One last step is to combine all our strings into one single SQL statement like this:
SELECT
CONCAT(
prefix_counts,
counts,
prefix_indicators,
indicators,
condition_indicators,
condition_counts,
suffix_counts
)
Final script and the resulting query
The final script with temporary table will look like this:
DECLARE prefix_counts STRING DEFAULT """
SELECT
date,
COUNT(DISTINCT userId) AS users,
""";
DECLARE suffix_counts STRING DEFAULT """
GROUP BY
date
ORDER BY
date
""";
DECLARE prefix_indicators STRING DEFAULT """
FROM (
SELECT
date,
userId,
""";
DECLARE condition_indicators STRING DEFAULT """
FROM
`my_project_my_dataset_my_table`
WHERE
userId IS NOT NULL
AND pagePath IS NOT NULL
GROUP BY
date,
userId)
""";
DECLARE indicators, counts, condition_counts STRING;
CREATE OR REPLACE TEMP TABLE temp_table AS (
SELECT
*
FROM ((
SELECT
'^/projects_list/' AS regexp,
'projects_list' AS name)
UNION ALL (
SELECT
'^/domain/seo/' AS regexp,
'domain_seo_overview' AS name)) );
SET indicators = (SELECT
ARRAY_TO_STRING((
SELECT
ARRAY(
SELECT
CONCAT("MAX(CAST(REGEXP_CONTAINS( pagePath, r'", regexp, "') AS INT64)) AS ", name) AS rez
FROM
temp_table)), ',\n'));
SET counts = (SELECT
ARRAY_TO_STRING((
SELECT
ARRAY(
SELECT
CONCAT("SUM(", name, ") / COUNT(DISTINCT userId) AS ", name) AS rez
FROM
temp_table)), ',\n'));
SET condition_counts = (CONCAT("WHERE ( ", ARRAY_TO_STRING((
SELECT
ARRAY(
SELECT
name
FROM
temp_table)), '+'), ") > 0"));
SELECT
CONCAT(
prefix_counts,
counts,
prefix_indicators,
indicators,
condition_indicators,
condition_counts,
suffix_counts
)
BigQuery will perform multiple steps while executing this query and the final step will show you the desired result:
SELECT
date,
COUNT(DISTINCT userId) AS users,
SUM(domain_seo_overview) / COUNT(DISTINCT userId) AS domain_seo_overview,
SUM(projects_list) / COUNT(DISTINCT userId) AS projects_list
FROM (
SELECT
date,
userId,
MAX(CAST(REGEXP_CONTAINS( pagePath, r'^/domain/seo/') AS INT64)) AS domain_seo_overview,
MAX(CAST(REGEXP_CONTAINS( pagePath, r'^/projects_list/') AS INT64)) AS projects_list
FROM
`my_project_my_dataset_my_table`
WHERE
userId IS NOT NULL
AND pagePath IS NOT NULL
GROUP BY
date,
userId)
WHERE ( domain_seo_overview+projects_list) > 0
GROUP BY
date
ORDER BY
date
Executing the query from the same script
I’m pretty sure you want to know how to run this query in the same script. Wrap up the final SELECT statement into EXECUTE IMMEDIATE() like this:
EXECUTE IMMEDIATE(
SELECT
CONCAT(
prefix_counts,
counts,
prefix_indicators,
indicators,
condition_indicators,
condition_counts,
suffix_final
)
)
Or you can declare the variable, set the result of this select statement to the variable and use this variable in EXECUTE IMMEDIATE() statement.

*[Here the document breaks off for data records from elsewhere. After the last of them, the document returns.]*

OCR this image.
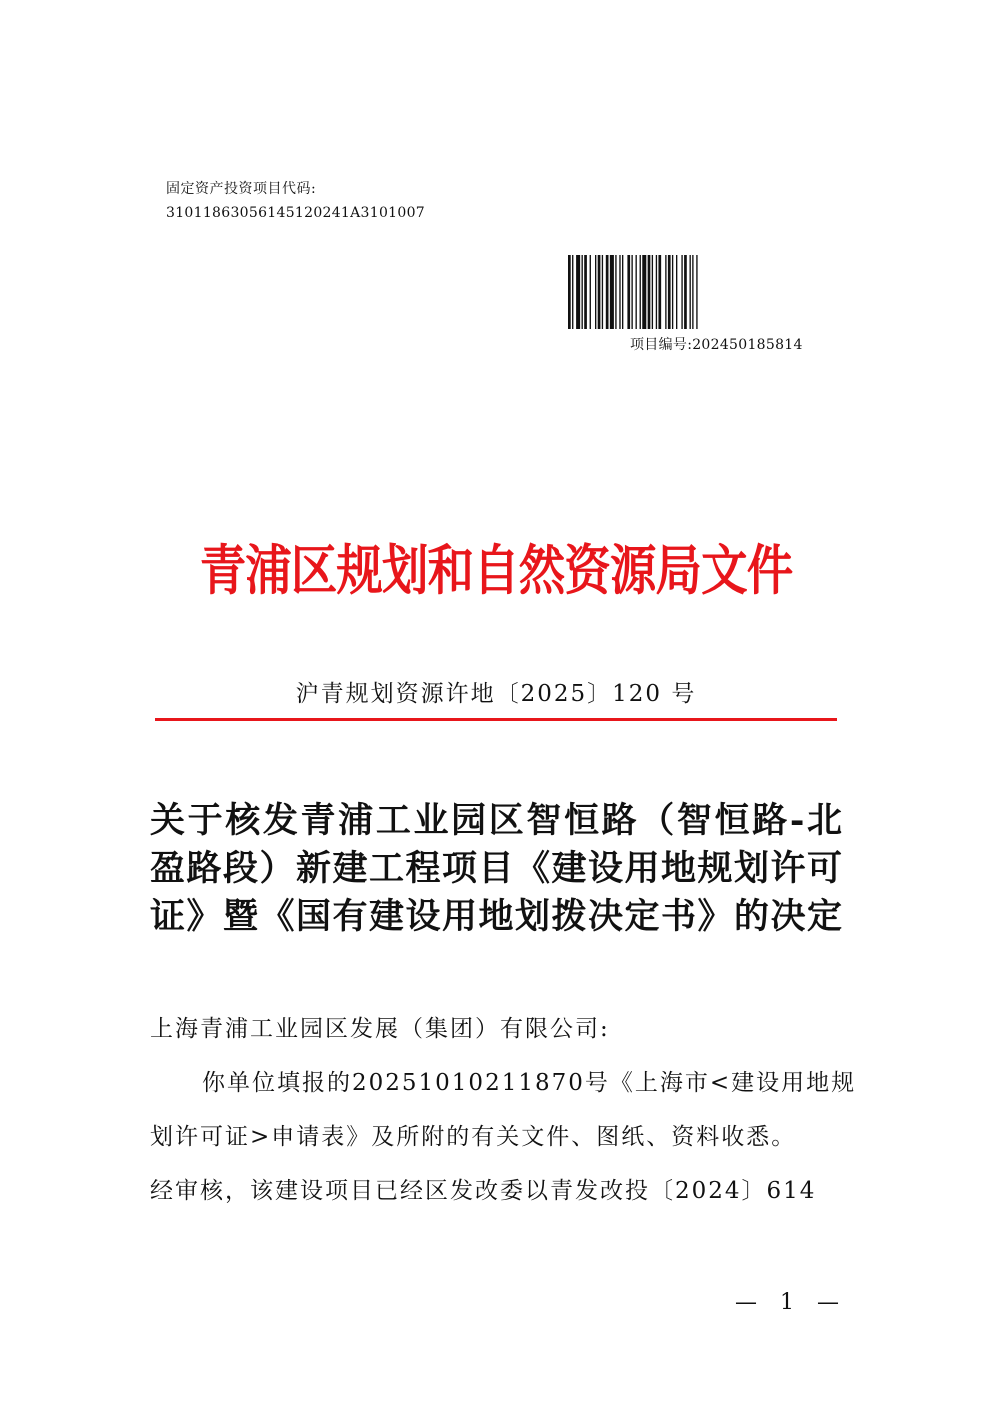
固定资产投资项目代码:
31011863056145120241A3101007
项目编号:202450185814
青浦区规划和自然资源局文件
沪青规划资源许地〔2025〕120 号
关于核发青浦工业园区智恒路（智恒路-北
盈路段）新建工程项目《建设用地规划许可
证》暨《国有建设用地划拨决定书》的决定
上海青浦工业园区发展（集团）有限公司:
你单位填报的20251010211870号《上海市<建设用地规
划许可证>申请表》及所附的有关文件、图纸、资料收悉。
经审核，该建设项目已经区发改委以青发改投〔2024〕614
— 1 —
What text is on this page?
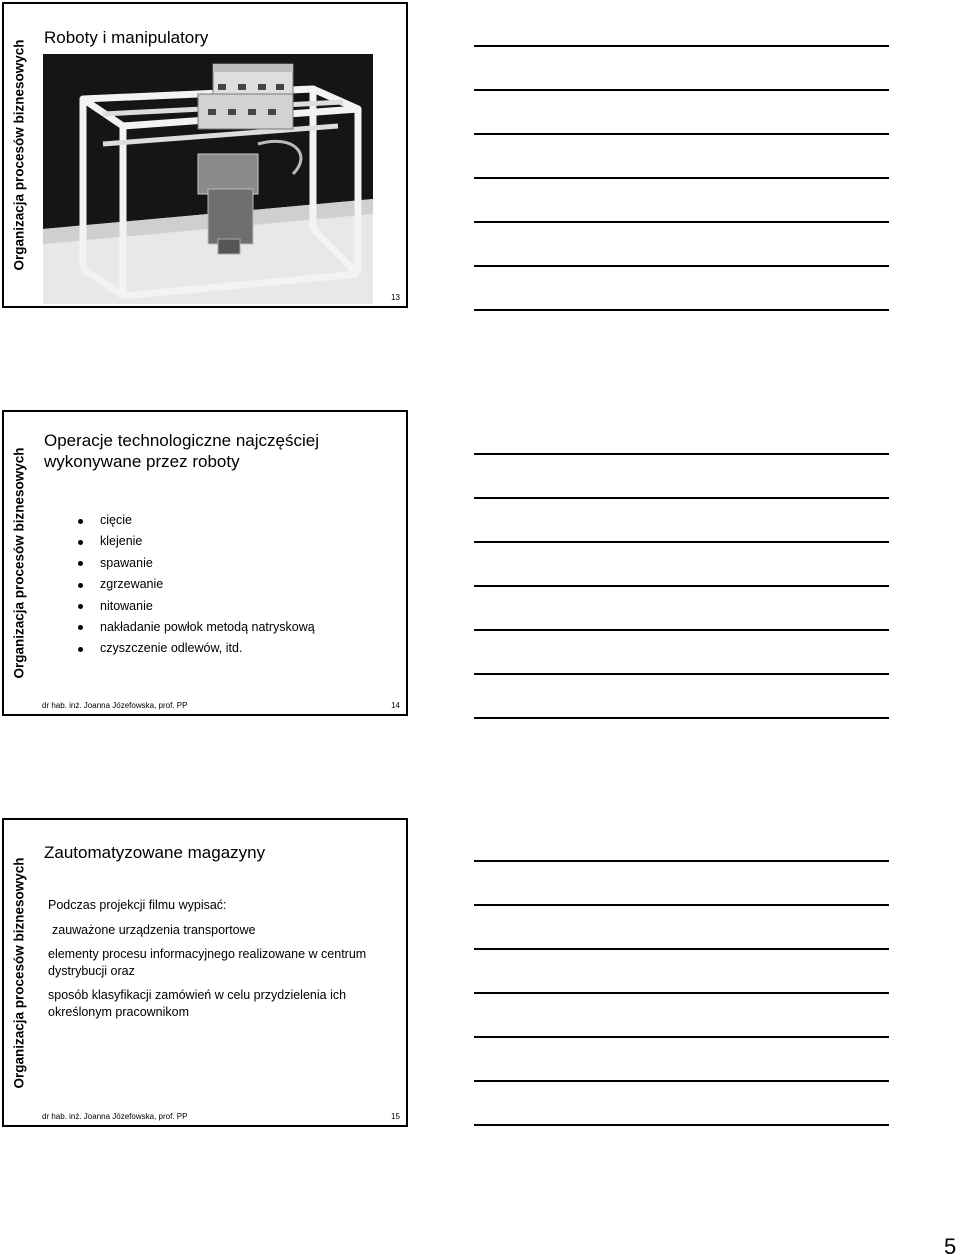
Organizacja procesów biznesowych
Roboty i manipulatory
13
Organizacja procesów biznesowych
Operacje technologiczne najczęściej
wykonywane przez roboty
cięcie
klejenie
spawanie
zgrzewanie
nitowanie
nakładanie powłok metodą natryskową
czyszczenie odlewów, itd.
dr hab. inż. Joanna Józefowska, prof. PP	14
Organizacja procesów biznesowych
Zautomatyzowane magazyny

Podczas projekcji filmu wypisać:

zauważone urządzenia transportowe

elementy procesu informacyjnego realizowane w centrum dystrybucji oraz

sposób klasyfikacji zamówień w celu przydzielenia ich określonym pracownikom

dr hab. inż. Joanna Józefowska, prof. PP	15
5
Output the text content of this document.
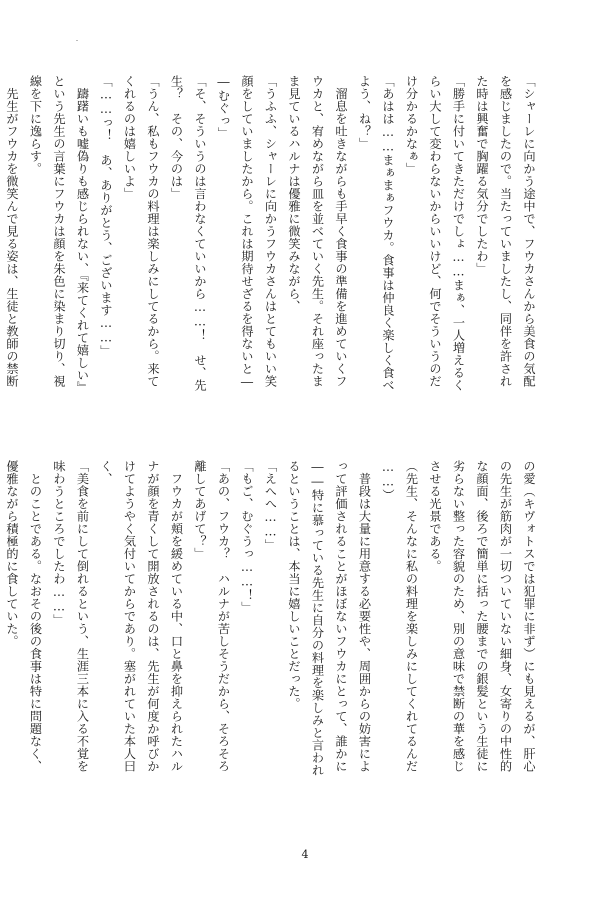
「シャーレに向かう途中で、フウカさんから美食の気配
を感じましたので。当たっていましたし、同伴を許され
た時は興奮で胸躍る気分でしたわ」
「勝手に付いてきただけでしょ……まぁ、一人増えるく
らい大して変わらないからいいけど、何でそういうのだ
け分かるかなぁ」
「あはは……まぁまぁフウカ。食事は仲良く楽しく食べ
よう、ね？」
　溜息を吐きながらも手早く食事の準備を進めていくフ
ウカと、宥めながら皿を並べていく先生。それ座ったま
ま見ているハルナは優雅に微笑みながら、
「うふふ、シャーレに向かうフウカさんはとてもいい笑
顔をしていましたから。これは期待せざるを得ないと―
―むぐっ」
「そ、そういうのは言わなくていいから……！　せ、先
生？　その、今のは」
「うん、私もフウカの料理は楽しみにしてるから。来て
くれるのは嬉しいよ」
「……っ！　あ、ありがとう、ございます……」
　躊躇いも嘘偽りも感じられない、『来てくれて嬉しい』
という先生の言葉にフウカは顔を朱色に染まり切り、視
線を下に逸らす。
　先生がフウカを微笑んで見る姿は、生徒と教師の禁断
の愛（キヴォトスでは犯罪に非ず）にも見えるが、肝心
の先生が筋肉が一切ついていない細身、女寄りの中性的
な顔面、後ろで簡単に括った腰までの銀髪という生徒に
劣らない整った容貌のため、別の意味で禁断の華を感じ
させる光景である。
（先生、そんなに私の料理を楽しみにしてくれてるんだ
……）
　普段は大量に用意する必要性や、周囲からの妨害によ
って評価されることがほぼないフウカにとって、誰かに
――特に慕っている先生に自分の料理を楽しみと言われ
るということは、本当に嬉しいことだった。
「えへへ……」
「もご、むぐうっ……！」
「あの、フウカ？　ハルナが苦しそうだから、そろそろ
離してあげて？」
　フウカが頬を緩めている中、口と鼻を抑えられたハル
ナが顔を青くして開放されるのは、先生が何度か呼びか
けてようやく気付いてからであり。塞がれていた本人曰
く、
「美食を前にして倒れるという、生涯三本に入る不覚を
味わうところでしたわ……」
　とのことである。なおその後の食事は特に問題なく、
優雅ながら積極的に食していた。
4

What you can do with the final query
Now you know how to construct complex queries using SQL. I use a query like this as a scheduled query that uploads new data to the table on a daily basis. Every time we add a new tool to our product I add a row in a table with a specification and a column to the table with the results of the query. This can be done using some SQL statements too but that would be a topic for another article.
Share your thoughts on this approach. Does it work for you?